Odd that no one has pointed this out

Everyone is focusing on the "language" part, which without a doubt CSS and HTML are. But what about the "programming" part? Well we don't have a definition there so that bit is a lot more difficult. It becomes a matter of what we "feel" like that term means to us.

At the base level it means making a system do what you want it to do. Of course in that case, so is writing an excel spreadsheet, or drag-and-dropping, or customizing your OS with new colors, or creating a new web app account, or even just calling up IT and telling them to fix things "or else".

That feels wrong.

For some, "programming" means "general-purpose programming"- that you not only can, but realistically might, sit down and code some algorithms in it. In that case sure, HTML and CSS are not programming, and neither is Brainfuck, or Arnold, or the more basic usages of Prolog.

You can't really fault those people for being bewildered at the resistance to what to them seems like such an obvious statement.
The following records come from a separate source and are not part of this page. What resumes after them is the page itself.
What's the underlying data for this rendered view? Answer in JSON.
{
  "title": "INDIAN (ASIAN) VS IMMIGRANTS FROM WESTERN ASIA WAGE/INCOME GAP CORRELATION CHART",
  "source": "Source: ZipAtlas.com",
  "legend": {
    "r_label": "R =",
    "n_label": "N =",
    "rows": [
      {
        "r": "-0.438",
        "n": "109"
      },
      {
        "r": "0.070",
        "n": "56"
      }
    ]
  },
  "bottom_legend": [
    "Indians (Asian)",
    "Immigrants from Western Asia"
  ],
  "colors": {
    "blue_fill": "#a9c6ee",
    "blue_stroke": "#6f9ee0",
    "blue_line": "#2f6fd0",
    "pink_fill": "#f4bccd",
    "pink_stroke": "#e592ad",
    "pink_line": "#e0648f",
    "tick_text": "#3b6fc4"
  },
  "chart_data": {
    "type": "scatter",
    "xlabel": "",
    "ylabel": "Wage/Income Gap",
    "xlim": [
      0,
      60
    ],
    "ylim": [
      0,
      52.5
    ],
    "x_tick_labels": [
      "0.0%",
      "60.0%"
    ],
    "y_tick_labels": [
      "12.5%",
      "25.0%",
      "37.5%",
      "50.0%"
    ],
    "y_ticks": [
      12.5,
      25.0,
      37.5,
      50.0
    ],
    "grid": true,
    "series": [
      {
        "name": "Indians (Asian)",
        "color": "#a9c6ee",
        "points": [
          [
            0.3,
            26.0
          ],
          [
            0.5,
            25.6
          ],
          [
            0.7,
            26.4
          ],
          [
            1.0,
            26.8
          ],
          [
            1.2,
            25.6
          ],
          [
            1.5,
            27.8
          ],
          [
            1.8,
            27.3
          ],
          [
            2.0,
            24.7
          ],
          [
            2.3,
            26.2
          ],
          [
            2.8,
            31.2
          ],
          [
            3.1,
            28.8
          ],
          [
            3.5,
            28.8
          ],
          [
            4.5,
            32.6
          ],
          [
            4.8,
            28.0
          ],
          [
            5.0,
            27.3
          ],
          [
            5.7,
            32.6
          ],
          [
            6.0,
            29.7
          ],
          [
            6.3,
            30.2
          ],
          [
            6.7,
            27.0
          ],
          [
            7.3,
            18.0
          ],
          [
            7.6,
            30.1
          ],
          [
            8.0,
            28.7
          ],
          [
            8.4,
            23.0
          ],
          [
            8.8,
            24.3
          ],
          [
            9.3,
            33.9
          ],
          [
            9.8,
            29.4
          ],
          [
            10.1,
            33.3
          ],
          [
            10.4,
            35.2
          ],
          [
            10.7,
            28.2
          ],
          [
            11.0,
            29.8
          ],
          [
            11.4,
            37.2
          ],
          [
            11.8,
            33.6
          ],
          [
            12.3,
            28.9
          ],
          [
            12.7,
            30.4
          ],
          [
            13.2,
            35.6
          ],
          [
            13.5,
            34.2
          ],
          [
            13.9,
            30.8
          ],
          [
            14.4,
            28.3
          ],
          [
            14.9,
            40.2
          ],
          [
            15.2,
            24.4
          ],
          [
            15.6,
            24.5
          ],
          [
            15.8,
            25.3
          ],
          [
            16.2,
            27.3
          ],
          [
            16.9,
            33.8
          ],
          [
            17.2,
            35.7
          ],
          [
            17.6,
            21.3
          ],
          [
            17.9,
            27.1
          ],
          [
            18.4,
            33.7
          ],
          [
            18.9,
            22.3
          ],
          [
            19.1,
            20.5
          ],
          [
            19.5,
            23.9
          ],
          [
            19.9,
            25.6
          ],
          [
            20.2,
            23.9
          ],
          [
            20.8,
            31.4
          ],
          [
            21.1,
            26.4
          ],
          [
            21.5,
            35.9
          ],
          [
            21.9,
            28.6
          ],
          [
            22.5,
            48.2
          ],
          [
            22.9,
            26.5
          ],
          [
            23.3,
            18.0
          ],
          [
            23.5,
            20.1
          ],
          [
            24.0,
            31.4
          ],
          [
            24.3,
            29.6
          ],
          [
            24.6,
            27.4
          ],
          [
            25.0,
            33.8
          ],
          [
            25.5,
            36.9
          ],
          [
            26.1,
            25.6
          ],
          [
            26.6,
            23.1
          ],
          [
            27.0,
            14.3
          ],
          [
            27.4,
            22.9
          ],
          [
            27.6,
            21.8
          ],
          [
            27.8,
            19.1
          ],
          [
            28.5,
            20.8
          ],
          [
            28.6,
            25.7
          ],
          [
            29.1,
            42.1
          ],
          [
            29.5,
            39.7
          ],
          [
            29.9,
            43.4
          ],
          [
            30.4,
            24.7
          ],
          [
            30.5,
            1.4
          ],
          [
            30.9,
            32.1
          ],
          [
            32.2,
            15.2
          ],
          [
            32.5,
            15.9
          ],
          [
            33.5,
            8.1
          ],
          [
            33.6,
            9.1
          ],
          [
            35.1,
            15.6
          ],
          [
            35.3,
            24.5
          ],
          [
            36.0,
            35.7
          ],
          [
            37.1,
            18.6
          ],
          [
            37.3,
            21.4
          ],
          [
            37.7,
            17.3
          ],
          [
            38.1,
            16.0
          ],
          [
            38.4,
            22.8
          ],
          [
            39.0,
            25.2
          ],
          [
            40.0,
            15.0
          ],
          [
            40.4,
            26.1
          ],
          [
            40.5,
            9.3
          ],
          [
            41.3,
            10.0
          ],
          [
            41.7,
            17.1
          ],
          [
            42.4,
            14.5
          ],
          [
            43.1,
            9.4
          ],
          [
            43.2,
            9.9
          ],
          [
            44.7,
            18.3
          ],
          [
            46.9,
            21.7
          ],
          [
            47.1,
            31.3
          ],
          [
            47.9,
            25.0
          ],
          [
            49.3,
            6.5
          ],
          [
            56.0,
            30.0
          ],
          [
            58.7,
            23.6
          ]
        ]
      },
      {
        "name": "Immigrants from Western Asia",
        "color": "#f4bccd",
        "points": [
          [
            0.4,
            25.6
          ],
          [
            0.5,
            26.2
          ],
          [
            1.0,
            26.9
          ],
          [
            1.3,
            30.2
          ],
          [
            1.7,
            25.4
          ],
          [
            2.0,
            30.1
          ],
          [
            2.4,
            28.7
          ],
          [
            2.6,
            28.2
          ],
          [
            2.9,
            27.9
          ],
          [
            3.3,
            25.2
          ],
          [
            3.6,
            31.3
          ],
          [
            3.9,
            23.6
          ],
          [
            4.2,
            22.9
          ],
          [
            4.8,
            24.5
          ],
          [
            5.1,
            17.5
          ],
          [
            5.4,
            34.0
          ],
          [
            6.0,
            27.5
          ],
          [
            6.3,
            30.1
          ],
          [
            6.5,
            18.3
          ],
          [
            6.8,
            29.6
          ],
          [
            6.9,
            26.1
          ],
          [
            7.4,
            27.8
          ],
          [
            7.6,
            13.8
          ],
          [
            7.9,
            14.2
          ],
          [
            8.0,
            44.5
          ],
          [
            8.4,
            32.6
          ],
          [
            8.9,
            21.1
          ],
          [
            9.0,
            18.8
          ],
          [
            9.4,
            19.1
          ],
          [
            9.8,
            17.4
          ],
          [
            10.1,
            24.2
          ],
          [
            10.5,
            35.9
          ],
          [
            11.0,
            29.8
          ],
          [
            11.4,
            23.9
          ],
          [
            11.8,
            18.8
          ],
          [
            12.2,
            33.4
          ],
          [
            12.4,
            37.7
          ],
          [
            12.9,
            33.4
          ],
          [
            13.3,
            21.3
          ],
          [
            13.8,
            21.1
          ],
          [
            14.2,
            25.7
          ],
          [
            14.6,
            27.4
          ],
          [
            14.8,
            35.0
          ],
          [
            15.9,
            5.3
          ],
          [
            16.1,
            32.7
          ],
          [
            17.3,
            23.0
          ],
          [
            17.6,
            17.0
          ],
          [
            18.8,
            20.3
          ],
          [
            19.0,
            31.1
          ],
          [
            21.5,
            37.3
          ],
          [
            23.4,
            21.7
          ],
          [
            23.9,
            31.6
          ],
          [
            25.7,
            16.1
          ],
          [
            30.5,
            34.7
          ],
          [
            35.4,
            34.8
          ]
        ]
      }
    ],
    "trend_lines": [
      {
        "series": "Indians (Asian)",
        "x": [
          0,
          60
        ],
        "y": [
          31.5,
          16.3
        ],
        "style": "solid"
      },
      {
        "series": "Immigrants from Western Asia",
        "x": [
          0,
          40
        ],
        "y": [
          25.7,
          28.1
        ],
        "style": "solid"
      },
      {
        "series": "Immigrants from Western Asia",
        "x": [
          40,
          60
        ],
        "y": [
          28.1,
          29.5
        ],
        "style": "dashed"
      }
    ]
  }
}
For them, "HTML and CSS are not programming languages" is not gatekeeping, it's an attempt to educate on what seems to them to be an important distinction.

So why can it be so upsetting to hear it?

I suppose there is another definition we can go with: "Things that might be a central part of the job for someone who works professionally as a programmer". In that case, not only of course are HTML and CSS programming, but hearing that phrase - for someone who is primarily engaged in HTML and CSS - sounds like a denial of their entire career and track.

Conclusion? Maybe we all need to be aware when using terms without strict definitions that they might mean different things to different people.